In my opinion, the problem lies with the people who play a role in the business system (everyone in the music business-even artists), and their lack of effectively leveraging the advantages of a new technology.

Make no mistake, I think David Byrne is a genius, and believe me I’m completely aware that I’m taking a stance in opposition to someone who is much smarter than me, and much more experienced than me. The esoteric and brilliant artist behind one of the most innovative post-punk/experimental bands ever, has certainly shared some of the most thought-provoking ideas about the world of music. And I’ve enjoyed expanding my knowledge via reading these articles and books by the wise talking head.

But I just can’t help but see the rise of the internet, and all the associated technologies that go with it as an advancement of creative opportunity. Take, for example many of the new inventions that have been created within the last few years – hand held computers (smart phones) that run apps allowing us to communicate, buy, and sell things globally and instantly (and so many more amazing things). Devices like Google Glass, as well as websites such as Instagram-which itself is a platform that has ushered in so much new creative content. eCommerce software and sites that empower people running small business to sell more of their products to anyone anywhere. And new software ideas that are created every day that empower people in the ways of marketing, finance, sales, security, education… it’s an endless list.

Did not each one of these inventions take some form of creativity and abstract thinking to create? And pretty much all of these ideas exist around the internet being the primary function. In the last few short years the app and smartphone industry has exploded. Many ordinary individuals, operating all on their own, have utilized internet marketing techniques to sell products such as information courses teaching millions of people new skills. Meanwhile they have forged new careers for themselves as they have tripped their income.

Looking at the rise of the internet from this angle shows that creativity and ingenuity has exploded. Just go on Instagram and look at all the creative pictures. Peruse music blogs and listen to all the innovative music out there.

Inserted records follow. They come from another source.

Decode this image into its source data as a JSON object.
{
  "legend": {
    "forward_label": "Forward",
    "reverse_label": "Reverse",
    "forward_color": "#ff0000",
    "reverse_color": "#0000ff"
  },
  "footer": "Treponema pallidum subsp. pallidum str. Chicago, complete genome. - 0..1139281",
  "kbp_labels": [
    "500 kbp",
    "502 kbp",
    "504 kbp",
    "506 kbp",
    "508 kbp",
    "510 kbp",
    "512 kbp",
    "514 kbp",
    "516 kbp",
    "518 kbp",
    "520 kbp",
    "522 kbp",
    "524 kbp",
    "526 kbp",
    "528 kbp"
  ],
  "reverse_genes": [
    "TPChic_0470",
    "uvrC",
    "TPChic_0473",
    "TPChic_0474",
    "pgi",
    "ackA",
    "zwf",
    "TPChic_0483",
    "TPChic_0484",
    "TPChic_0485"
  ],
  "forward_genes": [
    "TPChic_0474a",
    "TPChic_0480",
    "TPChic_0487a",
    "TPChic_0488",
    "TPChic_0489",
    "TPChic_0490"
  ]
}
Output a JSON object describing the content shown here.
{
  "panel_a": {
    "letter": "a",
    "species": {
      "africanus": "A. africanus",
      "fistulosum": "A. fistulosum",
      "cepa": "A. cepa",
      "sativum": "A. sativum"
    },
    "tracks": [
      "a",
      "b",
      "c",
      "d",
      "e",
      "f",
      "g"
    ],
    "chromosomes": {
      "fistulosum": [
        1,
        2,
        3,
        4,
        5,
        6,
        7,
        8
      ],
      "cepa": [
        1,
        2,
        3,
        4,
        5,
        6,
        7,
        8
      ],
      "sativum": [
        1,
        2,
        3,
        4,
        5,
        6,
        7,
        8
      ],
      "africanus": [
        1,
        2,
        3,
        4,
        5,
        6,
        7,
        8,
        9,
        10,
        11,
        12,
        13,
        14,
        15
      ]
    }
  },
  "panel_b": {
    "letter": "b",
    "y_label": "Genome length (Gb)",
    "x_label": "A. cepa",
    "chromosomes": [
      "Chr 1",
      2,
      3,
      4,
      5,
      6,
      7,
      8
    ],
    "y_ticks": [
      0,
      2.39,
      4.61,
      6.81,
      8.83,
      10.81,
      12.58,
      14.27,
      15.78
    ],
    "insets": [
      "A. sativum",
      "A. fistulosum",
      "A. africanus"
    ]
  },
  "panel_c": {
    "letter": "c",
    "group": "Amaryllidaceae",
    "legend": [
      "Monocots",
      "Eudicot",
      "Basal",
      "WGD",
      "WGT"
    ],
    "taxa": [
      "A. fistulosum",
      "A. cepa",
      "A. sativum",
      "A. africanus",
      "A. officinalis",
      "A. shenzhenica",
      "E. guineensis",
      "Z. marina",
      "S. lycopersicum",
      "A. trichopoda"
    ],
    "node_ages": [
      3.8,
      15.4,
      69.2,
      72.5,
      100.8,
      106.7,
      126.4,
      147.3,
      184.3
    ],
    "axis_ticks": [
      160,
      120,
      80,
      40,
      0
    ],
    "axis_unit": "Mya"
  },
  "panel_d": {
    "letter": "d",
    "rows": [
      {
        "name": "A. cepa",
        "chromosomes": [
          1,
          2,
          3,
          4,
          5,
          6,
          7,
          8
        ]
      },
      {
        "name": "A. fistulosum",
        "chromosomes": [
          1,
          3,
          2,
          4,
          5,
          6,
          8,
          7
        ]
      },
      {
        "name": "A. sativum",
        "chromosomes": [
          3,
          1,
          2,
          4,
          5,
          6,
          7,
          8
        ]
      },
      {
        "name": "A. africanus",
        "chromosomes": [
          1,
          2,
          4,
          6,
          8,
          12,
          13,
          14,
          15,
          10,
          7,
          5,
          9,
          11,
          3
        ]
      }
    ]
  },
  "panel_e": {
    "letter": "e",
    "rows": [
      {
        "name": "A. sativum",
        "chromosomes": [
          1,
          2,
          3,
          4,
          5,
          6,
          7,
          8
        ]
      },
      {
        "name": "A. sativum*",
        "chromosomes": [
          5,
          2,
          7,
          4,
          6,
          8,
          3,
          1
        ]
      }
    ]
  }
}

Yeah, the commerce around the business of selling art is suffering right now, specifically with music. And yeah, the internet does play a part in that. But saying that the internet is going to suck all creative content out of the world is misguided. The opposite is happening. True, the business of making money from art is a tricky landscape and the internet has created some instability there. But the business of making money from art has always been tricky landscape, and the invention of new technology has always created instability.

The internet is merely a tool. And this tool has fostered more creativity and positive change than we have ever seen before. So I just have to disagree with Mr. Byrne this time… cause I feel liberated by all this free expression and creativity…

At least Lefsetz agrees with me: “Change. It’s constant. The only people who don’t get this are the musicians.”